Luckily, I don’t have that problem when talking about subjects I’m passionate about, English among them. (Barbeque, too, but that’s a topic for another day.) I’ve been blessed with dozens of opportunities to speak at writers conferences and in radio interviews. This past weekend, “Cincinnati Edition” on public radio WVXU broadcast this interview on public radio WVXU, talking about Everything You Know About English Is Wrong. My segment starts around 28:15. Trust me–I was in this instance appreciative of pre-recording and editing–though primarily because of pauses, slight stutters and such of the sort that had quickly dashed my brief college-days aspiration of being DJ. All Adjectives, All the Time!

Listening to the interview, I experience aftershock eloquence–that’s the editor in me. Could have said that better. Forgot to add such-and-such a tidbit. And so on. Which is fine, because now I get to write about it.

If you’ve ever experienced aftershock eloquence, don’t be frustrated or embarrassed. Cherish the qualities–the thinking and the creativity–involved in reaching “the perfect retort” or whatever good phrasings surface after the fact. They’re part of what makes us writers in the first place.

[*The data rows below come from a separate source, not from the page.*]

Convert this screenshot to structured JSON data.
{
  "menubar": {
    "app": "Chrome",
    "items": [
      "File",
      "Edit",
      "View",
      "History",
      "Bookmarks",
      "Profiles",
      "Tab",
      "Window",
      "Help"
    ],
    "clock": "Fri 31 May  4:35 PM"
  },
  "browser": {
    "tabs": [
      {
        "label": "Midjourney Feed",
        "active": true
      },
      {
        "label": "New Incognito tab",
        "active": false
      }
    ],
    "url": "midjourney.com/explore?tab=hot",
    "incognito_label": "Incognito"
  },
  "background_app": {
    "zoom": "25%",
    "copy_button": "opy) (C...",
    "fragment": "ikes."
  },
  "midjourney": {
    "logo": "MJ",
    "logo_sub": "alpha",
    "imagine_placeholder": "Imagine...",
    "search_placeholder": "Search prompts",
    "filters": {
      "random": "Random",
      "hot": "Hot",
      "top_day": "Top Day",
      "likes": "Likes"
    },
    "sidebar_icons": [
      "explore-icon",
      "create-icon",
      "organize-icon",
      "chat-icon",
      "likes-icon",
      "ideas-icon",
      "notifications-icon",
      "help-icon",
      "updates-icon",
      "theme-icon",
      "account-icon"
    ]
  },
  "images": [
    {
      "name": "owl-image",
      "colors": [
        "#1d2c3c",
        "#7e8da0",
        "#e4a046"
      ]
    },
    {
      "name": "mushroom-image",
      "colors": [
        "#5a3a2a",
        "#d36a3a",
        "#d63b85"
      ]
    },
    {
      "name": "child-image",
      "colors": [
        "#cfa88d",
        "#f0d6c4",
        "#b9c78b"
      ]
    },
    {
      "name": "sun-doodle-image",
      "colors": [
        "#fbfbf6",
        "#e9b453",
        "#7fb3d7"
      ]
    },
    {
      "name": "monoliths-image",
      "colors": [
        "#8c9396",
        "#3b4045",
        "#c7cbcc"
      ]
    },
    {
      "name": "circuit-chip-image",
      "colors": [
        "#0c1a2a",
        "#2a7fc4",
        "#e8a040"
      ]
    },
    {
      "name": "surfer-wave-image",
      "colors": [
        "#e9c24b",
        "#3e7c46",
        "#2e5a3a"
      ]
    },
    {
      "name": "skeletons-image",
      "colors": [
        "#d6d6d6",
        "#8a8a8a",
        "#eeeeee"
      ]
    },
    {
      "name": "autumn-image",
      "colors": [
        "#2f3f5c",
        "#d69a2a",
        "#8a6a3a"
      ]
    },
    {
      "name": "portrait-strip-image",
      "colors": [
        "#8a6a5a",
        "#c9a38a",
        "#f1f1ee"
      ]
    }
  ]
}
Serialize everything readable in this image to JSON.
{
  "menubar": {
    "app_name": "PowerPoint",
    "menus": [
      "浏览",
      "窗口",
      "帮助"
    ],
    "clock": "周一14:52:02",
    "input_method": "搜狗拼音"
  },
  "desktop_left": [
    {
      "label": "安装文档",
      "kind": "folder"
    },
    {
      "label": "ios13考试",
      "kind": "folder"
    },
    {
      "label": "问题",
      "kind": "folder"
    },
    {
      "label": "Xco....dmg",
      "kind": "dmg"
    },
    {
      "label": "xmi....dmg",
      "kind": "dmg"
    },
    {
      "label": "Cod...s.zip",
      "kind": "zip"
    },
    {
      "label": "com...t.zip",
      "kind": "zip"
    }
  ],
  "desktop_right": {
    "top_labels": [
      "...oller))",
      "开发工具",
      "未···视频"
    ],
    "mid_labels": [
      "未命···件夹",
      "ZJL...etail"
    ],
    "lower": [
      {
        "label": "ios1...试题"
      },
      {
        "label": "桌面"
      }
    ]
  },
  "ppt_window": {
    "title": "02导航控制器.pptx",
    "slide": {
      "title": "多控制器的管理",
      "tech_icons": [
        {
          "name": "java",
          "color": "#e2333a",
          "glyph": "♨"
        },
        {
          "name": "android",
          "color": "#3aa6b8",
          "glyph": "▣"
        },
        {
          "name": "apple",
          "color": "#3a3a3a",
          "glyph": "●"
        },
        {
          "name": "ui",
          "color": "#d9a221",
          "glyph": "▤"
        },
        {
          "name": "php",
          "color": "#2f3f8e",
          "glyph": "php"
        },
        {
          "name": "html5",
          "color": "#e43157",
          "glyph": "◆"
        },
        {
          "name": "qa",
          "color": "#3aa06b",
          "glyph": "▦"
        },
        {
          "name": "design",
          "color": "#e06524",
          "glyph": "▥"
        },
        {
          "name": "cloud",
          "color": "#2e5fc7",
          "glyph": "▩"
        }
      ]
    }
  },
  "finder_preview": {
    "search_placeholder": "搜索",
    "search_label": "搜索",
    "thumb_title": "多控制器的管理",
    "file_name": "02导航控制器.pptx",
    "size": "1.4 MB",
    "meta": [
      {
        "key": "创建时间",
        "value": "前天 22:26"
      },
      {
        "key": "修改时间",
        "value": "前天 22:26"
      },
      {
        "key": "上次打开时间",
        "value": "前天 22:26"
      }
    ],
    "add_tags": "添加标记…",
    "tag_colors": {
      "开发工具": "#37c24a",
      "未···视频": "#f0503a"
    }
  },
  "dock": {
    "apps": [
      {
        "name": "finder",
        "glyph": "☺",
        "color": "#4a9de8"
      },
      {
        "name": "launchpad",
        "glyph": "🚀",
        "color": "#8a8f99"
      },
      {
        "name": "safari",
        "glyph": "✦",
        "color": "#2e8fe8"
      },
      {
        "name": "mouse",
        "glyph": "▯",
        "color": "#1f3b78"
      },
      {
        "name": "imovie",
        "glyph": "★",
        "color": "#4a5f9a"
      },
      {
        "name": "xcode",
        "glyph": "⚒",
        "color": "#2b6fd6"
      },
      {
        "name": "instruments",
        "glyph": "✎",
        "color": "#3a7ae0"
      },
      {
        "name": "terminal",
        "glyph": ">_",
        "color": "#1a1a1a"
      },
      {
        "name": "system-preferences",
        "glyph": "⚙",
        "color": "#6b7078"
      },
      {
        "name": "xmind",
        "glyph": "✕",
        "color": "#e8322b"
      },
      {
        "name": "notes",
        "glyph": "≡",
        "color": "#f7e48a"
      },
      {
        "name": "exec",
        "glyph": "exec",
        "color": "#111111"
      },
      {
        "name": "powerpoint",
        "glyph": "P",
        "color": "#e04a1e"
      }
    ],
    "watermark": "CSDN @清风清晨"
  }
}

By the by, in the interview I chat about something that should give you nightmares: the possibility of a certain internet emoticon becoming a standard punctuation symbol in the next century, and perhaps you can guess which one:)

3 Comments »

  1. JohnnyB said,

    June 2, 2008 at 8:25 am

    In England, they spell it with a “-”, as in : - )

  2. Bill Brohaugh said,

    June 2, 2008 at 8:58 am

    Actually, in England they spell it :u) to place a U in the emoticon to correspond with words like humour:u)

    Or, in theatrical comedies, they spell it ): the way they transpose the final letters in theatre):

  3. JohnnyB said,

    June 3, 2008 at 7:08 am

    Thanks for fixing my smile, doctor.